My son fell asleep on my lap the other night. He hasn’t done that in a while so it was a sweet moment, especially considering we are all sick and leaning on each other. I felt his little body curled up against me and I thought to myself, “So much fear to lose, so much life to gain.” The joy of children is contagious as is their bravery. There isn’t one thing that holds my kid back. He is fully transparent with himself at all times and he knows what he wants and he isn’t shy to admit it, either. I had a series of thoughts I wanted to share as I sat with my kid.
- How is this my life? I feel so lucky to be safe in this moment. I feel so lucky that my son feels safe enough to sleep on me like I slept on my father as a kid. Even if we don’t feel well, this feels amazing. It’s beautiful.
- I don’t deserve it and I’m going to fuck it up. I am so afraid I’m going to do something wrong and break everything I’ve built and lose it all. I’ve scarred my kid and he will totally resent me in the future.

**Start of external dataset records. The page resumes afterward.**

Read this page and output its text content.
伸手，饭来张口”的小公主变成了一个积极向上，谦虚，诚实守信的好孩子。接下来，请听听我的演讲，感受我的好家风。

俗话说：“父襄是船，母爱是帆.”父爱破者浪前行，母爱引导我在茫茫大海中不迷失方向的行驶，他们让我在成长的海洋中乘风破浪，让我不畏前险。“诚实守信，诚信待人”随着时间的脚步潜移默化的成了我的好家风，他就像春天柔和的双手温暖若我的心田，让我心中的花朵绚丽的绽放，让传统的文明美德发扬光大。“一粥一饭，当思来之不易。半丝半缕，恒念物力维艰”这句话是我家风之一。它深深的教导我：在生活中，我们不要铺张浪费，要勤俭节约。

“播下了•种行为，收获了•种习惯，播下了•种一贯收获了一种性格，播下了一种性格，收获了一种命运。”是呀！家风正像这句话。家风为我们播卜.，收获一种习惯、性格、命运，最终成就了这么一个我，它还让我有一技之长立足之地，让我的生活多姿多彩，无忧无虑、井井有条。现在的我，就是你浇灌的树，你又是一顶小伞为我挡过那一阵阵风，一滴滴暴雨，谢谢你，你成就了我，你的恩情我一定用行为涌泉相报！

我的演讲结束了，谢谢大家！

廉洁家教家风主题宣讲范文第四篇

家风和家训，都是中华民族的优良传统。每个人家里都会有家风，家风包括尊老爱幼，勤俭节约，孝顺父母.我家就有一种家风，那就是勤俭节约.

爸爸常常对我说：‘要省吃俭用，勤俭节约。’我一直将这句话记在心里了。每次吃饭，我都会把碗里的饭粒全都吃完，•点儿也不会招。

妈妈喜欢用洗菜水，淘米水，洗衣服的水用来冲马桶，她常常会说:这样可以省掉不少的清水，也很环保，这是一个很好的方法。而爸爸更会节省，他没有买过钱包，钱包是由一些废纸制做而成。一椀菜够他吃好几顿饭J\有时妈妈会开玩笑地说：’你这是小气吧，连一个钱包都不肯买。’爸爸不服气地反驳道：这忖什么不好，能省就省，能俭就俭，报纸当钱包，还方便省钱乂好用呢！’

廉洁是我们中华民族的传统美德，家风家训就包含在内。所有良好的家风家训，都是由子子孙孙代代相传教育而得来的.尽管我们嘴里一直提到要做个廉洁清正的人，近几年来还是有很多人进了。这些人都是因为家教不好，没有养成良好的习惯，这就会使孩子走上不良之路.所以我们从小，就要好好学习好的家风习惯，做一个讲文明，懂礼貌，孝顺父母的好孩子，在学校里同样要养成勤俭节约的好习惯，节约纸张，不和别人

- Everything is as it should be. I can trust that all is well and we will continue to follow whatever plan is there for us. We all face bumps in the road
- I will recover. Having this illness terrifies me and makes me worry about the future. I hope I didn’t do the wrong thing by myself or my kid because we are still sick in spite of it. I have to believe that we will be ok. This is honestly really mild and we will be fine.
- I will be ok. These thoughts are just thoughts. They come and go and they are welcome. I don’t need to attach an outcome to any of them. Just because I think them doesn’t make them real, it’s the emotion and intention behind them. I am ok. All is well.
- All of this is in my head. I have the power to change the thoughts and either sit with them or let them go. I do not need to attach the emotion to them. I am in control of my brain.
- I have to live. There is no point in letting all this time pass by. There is no point in trying to control everything that happens in life. The best we can do is simply go for it and enjoy while we can. We may not understand the why or the whole plan, but we can trust it’s for a reason.
So many thoughts come and go and they arrive at different times. It doesn’t matter. We have to select what we give meaning to. We have to select what we believe in. I am grateful for my son and the things he has no idea he is teaching me simply through being himself.